I am lucky, all three are very mellow roosters, 
but the two younger have started running dad out of the half of the yard 
that comprises the chicken's domain. 

He spends his days hanging out by the deck, but never coming up on it. 

He eats birdseed and drinks from the water I keep out for the wildings, and in the evening, 
I put him back in the big hen house, where he avoids his son Buddy. 

This is why I quit hatching, though I fully intended to when I moved back, 
there is a 50/50 chance you will get cockerels and no one wants them.  I actually don't know 
anyone anymore who butchers their birds to eat, so these three will live here until they die. 


I absolutely love to watch the squirrels, I look for them daily.  They drink out of the fortex you see, 
and I keep seed at the base of the big maple.  There is another heated water container to the right, out of the camera range. 


They literally run back and forth all morning, there are actually four eating here, but only two in this picture. 


They aren't the only things eating here. 

Elvis, the black possum in the rear (has a black outer coat) is often pushed away by this larger possum, who is living under the little hen house, the one that is empty now.  I literally have to watch the birds in the evening, because the girls of the big hen house will not go in if the possum is out eating.  He often comes out while it is still day light, so I keep an eye on things in the late afternoon. 

Today a blogger/Instagram poster wrote about rehoming one of her surplus roosters, and 
discovered the hen house at the new home had not been cleaned in months. Well, 
that is the sad state of affairs here.  During the summer, while I struggled with my leg, 
I managed to rake mine out once, and clean it decently.  I need to do it again. 
I am going to try to get to it on Saturday, when we should still have decent weather. 
Our temps are going to fall precipitously next week. 

The old hen house has been cleaned several times (the ducks were in there in the summer), 
but the big hen house needs a good raking out.  I used to take all that over to the compost heap, but 
now I rake it into the fenced yard, and it is picked over by the hens, and adds to the dirt in there. 



Ten years ago, while I cooked our meal, Keith spent a cold Thanksgiving wiring a receptacle on the deck so I could have some Christmas lights.  I'll never forget the selflessness, he 
could have watched football but did this because he knew I wanted some lights. 
We had a good meal and then turned them on for the first time. 

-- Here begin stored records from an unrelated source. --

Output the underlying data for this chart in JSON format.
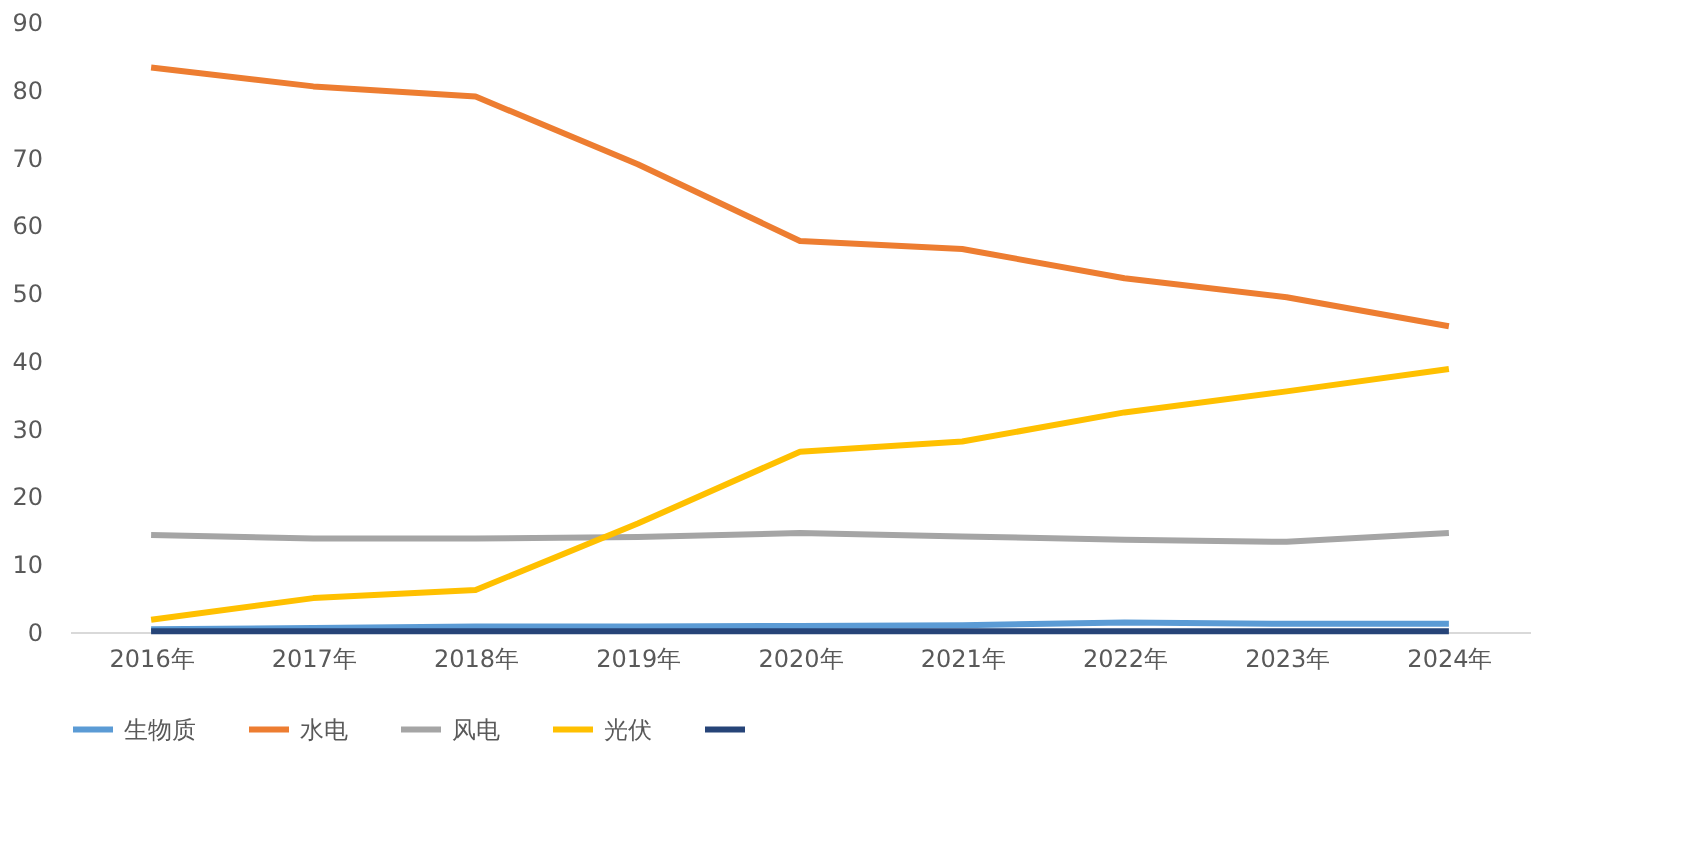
{
  "chart_data": {
    "type": "line",
    "categories": [
      "2016年",
      "2017年",
      "2018年",
      "2019年",
      "2020年",
      "2021年",
      "2022年",
      "2023年",
      "2024年"
    ],
    "series": [
      {
        "name": "生物质",
        "color": "#5b9bd5",
        "values": [
          0.4,
          0.6,
          0.8,
          0.8,
          0.9,
          1.0,
          1.4,
          1.2,
          1.2
        ]
      },
      {
        "name": "水电",
        "color": "#ed7d31",
        "values": [
          83.3,
          80.5,
          79.0,
          69.0,
          57.7,
          56.5,
          52.2,
          49.4,
          45.1
        ]
      },
      {
        "name": "风电",
        "color": "#a5a5a5",
        "values": [
          14.3,
          13.8,
          13.8,
          14.0,
          14.6,
          14.1,
          13.6,
          13.3,
          14.6
        ]
      },
      {
        "name": "光伏",
        "color": "#ffc000",
        "values": [
          1.8,
          5.0,
          6.2,
          16.0,
          26.6,
          28.1,
          32.4,
          35.5,
          38.8
        ]
      },
      {
        "color": "#264478",
        "values": [
          0.1,
          0.1,
          0.1,
          0.1,
          0.1,
          0.1,
          0.1,
          0.1,
          0.1
        ]
      }
    ],
    "ylim": [
      0,
      90
    ],
    "yticks": [
      0,
      10,
      20,
      30,
      40,
      50,
      60,
      70,
      80,
      90
    ],
    "grid": false,
    "legend": "bottom",
    "marker": "none",
    "line_style": "solid"
  }
}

This fall, I had my nephew re-wire them and make it so the porch light 
could be off while they were on, and every time I look out the door, 
I think of how Keith worked so hard that day. 



This sweet little girl has been such a good addition to our lives. 


I have had day after day like this, yesterday was 14,000 plus steps. 

We are still working hard to get the National Agricultural Center ready for the 
Santa Express and Country Christmas on the 14th and 15th. 

One of the men volunteers said yesterday "And then we have to take it 
all down".... JANUARY, I pray.  The only thing I am going to do is 
bring home those of my things that I need for Christmas here. 

I'll take some pictures when I am there tomorrow, so you can see how things have 
progressed.  If you are local, it is going to be really spectacular, and we charge only 5.00 a CARLOAD for admittance.  

The volunteers and employees Judy and Cameron have been working countless hours to make it a great experience for families. 

I checked out Cabela's Christmas Wonderland yesterday, it is 
very small, and they charge 20.00 for a child to sit on Santa's lap and get a picture. 



A blast from the Calamity Acres past. 

(Big Mama, Yankee, and Inca) 


Three of our four little pug girls, Abby, Gertie, and Hannah, resting her head on Gertie. 


Keith loved Christmas... he is ready for it this year.